Section | Option | Default value | Description |
---|---|---|---|
download | pxd_identifier | "PXD000000" | PXD identifier of PRIDE Archive project to download. |
file_pattern | ".*" | Regular expression that matches all raw file filenames to download (.* matches all filenames). |
|
convert | exec | "ThermoRawFileParser.sh" | Executable command to call ThermoRawFileParser. See Note 1. |
search | msgfplus_conf | "conf/msgfplus_params.txt" | Path to MSGFPlus configuration file. |
fasta | "path/to/search_db.fasta" | Path to protein fasta. Important: MSGFPlus will add decoy peptides by default; they should not yet be present in the given fasta file. | |
msgfplus_exec | "msgf_plus" | Executable command to call MSGFPlus. See Note 2. | |
threads_per_search | 5 | Number of threads per MSGFPlus search. See Note 3. |
ThermoRawFileParser executable
To use a custom version of the ThermoRawFileParser, change convert > exec to:
- Using environment TRFP:
"ThermoRawFileParser.sh"
- Using custom TRFP:
"mono /path/to/ThermoRawFileParser.exe"
MSGFPlus executable
Idem for MSGFPlus, change search > msgfplus_exec to:
- Using environment MSGFPlus:
msgf_plus
- Using custom jar file:
"msgfplus_exec": "java -Xmx5000M -jar /path/to/MSGFPlus/MSGFPlus.jar"
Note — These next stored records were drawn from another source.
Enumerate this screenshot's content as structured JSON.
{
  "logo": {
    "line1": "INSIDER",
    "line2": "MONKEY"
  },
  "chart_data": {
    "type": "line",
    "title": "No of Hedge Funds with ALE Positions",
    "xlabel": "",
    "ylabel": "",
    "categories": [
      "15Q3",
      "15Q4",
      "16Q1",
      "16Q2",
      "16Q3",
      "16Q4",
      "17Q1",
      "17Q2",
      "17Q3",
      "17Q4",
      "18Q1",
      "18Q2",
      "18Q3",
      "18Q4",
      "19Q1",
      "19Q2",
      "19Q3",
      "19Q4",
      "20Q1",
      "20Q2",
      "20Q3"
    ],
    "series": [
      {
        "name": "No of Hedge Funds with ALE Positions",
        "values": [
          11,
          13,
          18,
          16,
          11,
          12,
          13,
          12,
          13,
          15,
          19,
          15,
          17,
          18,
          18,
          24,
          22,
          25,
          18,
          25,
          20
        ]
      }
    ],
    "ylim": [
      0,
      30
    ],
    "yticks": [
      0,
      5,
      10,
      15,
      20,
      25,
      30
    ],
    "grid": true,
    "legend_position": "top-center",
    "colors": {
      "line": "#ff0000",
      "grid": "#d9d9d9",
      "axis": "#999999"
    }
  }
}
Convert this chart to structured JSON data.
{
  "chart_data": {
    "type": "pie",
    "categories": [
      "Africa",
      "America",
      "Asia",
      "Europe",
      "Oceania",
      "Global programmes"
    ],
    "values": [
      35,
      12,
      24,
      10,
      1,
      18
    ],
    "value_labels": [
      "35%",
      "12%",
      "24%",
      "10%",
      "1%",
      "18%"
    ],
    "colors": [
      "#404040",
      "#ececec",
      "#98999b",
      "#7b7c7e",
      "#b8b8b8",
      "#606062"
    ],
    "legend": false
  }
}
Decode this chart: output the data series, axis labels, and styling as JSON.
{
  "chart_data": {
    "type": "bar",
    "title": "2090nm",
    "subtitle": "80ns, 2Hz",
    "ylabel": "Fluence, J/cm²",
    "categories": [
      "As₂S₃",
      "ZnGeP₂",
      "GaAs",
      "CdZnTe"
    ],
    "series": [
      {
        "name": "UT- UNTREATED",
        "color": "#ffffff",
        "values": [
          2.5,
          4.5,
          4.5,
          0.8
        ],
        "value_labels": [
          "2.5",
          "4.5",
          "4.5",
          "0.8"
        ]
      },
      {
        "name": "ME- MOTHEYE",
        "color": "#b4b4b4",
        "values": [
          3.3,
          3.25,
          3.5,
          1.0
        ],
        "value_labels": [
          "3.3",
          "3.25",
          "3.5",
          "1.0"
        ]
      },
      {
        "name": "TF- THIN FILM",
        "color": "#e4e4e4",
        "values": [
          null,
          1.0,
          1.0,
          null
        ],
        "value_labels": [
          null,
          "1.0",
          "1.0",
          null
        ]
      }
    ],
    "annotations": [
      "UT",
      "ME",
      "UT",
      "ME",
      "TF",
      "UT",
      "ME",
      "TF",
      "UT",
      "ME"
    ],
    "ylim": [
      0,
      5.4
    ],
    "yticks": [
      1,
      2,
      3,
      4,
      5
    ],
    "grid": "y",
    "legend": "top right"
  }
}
The latter allows a custom memory limit for the Java VM. By default, this is 1GB.
Indirectly limit memory usage while searching with threads_per_search
The option search > threads_per_search defines the number of threads each
individual search can use. In combination with the snakemake --cores x
option,
this allows you to constrict the number of parallel searches. E.g.: the
combination of --cores 24
and threads_per_search: 6
limits the number of
parallel searches to 4. This can be convenient if you would run into memory
issues caused by too many parallel searches.